The board released a report on Nov. 5 saying copper is at unsafe levels in the harbor and seeks to reduce copper discharge from boats by 85 percent during the next 11 years, according to The Log newspaper.
Copper has been the active ingredient in antifouling bottom paint for decades, but it has come under fire in recent years.
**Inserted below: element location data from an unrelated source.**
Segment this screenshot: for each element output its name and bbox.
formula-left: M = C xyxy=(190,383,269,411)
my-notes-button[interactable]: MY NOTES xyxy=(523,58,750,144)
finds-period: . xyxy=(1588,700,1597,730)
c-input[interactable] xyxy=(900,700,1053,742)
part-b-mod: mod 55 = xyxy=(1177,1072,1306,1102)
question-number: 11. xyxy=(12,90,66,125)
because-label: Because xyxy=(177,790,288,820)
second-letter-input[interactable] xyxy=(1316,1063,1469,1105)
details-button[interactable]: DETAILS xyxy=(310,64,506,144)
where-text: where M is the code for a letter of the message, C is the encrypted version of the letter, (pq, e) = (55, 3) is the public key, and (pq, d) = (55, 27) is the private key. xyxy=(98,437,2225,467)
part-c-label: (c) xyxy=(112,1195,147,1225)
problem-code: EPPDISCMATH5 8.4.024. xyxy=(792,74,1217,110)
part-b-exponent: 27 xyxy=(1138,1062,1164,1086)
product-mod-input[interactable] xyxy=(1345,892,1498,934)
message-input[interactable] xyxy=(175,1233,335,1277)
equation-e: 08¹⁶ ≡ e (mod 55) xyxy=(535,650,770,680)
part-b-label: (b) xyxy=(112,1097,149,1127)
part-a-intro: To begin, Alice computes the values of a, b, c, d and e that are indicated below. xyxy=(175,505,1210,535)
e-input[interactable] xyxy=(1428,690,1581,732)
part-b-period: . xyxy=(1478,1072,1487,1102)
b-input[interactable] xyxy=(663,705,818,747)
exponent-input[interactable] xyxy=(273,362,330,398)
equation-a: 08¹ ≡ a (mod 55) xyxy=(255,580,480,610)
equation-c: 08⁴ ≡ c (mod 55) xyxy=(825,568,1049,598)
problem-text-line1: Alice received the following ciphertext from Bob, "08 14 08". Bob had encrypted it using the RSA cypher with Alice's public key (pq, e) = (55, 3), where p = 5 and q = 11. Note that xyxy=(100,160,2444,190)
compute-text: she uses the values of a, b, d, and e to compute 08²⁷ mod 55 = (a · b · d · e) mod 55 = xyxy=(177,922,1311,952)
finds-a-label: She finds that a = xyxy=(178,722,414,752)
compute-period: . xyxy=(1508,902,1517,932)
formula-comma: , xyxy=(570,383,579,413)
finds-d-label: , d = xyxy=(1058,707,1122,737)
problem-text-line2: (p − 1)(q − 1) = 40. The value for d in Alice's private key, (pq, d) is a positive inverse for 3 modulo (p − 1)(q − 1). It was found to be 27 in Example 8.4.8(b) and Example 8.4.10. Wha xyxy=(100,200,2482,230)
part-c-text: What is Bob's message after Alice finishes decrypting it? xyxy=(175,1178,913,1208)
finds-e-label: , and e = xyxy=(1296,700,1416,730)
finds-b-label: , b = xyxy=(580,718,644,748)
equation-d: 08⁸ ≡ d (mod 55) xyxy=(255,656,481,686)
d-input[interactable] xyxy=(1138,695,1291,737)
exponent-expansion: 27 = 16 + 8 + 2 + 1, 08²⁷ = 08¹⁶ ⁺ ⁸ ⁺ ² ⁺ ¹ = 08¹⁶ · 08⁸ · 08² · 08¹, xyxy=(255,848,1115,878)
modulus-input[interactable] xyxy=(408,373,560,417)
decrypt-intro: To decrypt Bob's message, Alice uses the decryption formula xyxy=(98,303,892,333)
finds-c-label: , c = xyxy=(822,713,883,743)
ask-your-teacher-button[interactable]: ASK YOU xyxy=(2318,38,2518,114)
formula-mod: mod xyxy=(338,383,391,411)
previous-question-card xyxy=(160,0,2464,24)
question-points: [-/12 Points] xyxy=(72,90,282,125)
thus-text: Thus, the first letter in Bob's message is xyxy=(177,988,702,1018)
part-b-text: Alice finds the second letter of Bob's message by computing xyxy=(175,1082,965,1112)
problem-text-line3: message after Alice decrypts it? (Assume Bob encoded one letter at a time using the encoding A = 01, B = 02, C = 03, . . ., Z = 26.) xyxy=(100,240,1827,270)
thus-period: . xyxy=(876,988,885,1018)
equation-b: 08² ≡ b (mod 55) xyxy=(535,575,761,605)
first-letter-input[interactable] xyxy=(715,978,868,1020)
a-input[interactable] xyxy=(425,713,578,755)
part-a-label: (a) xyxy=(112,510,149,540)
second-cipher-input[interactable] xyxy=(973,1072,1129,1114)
States such as Washington have banned its use, favoring non-biocide and zinc alternatives.
Copper and other pollutants “affect the beneficial use” of Marina del Rey for water contact recreation, marine habitat, wildlife habitat, commercial fishing and sportfishing, and shellfish harvesting, The Log reported the board saying.
The board’s report identifies Marina del Rey as an “impaired waterway” and follows up on standards put into effect by the water quality control board in the Los Angeles region in 2006.
According to the original standards for what the board considered sufficiently clean water as dictated by the Federal Clean Water Act for Marina del Rey, the harbor is identified as impaired for containing chlordane, copper, lead, zinc, PCBs, DDT and other substances.
Greg Schem, a Marina del Rey boatyard and fuel dock owner, told the publication he disputes the permissible amount of copper threshold.
“The problem is that there is quite a bit of controversy as to whether this standard is the correct one to use,” Schem told The Log.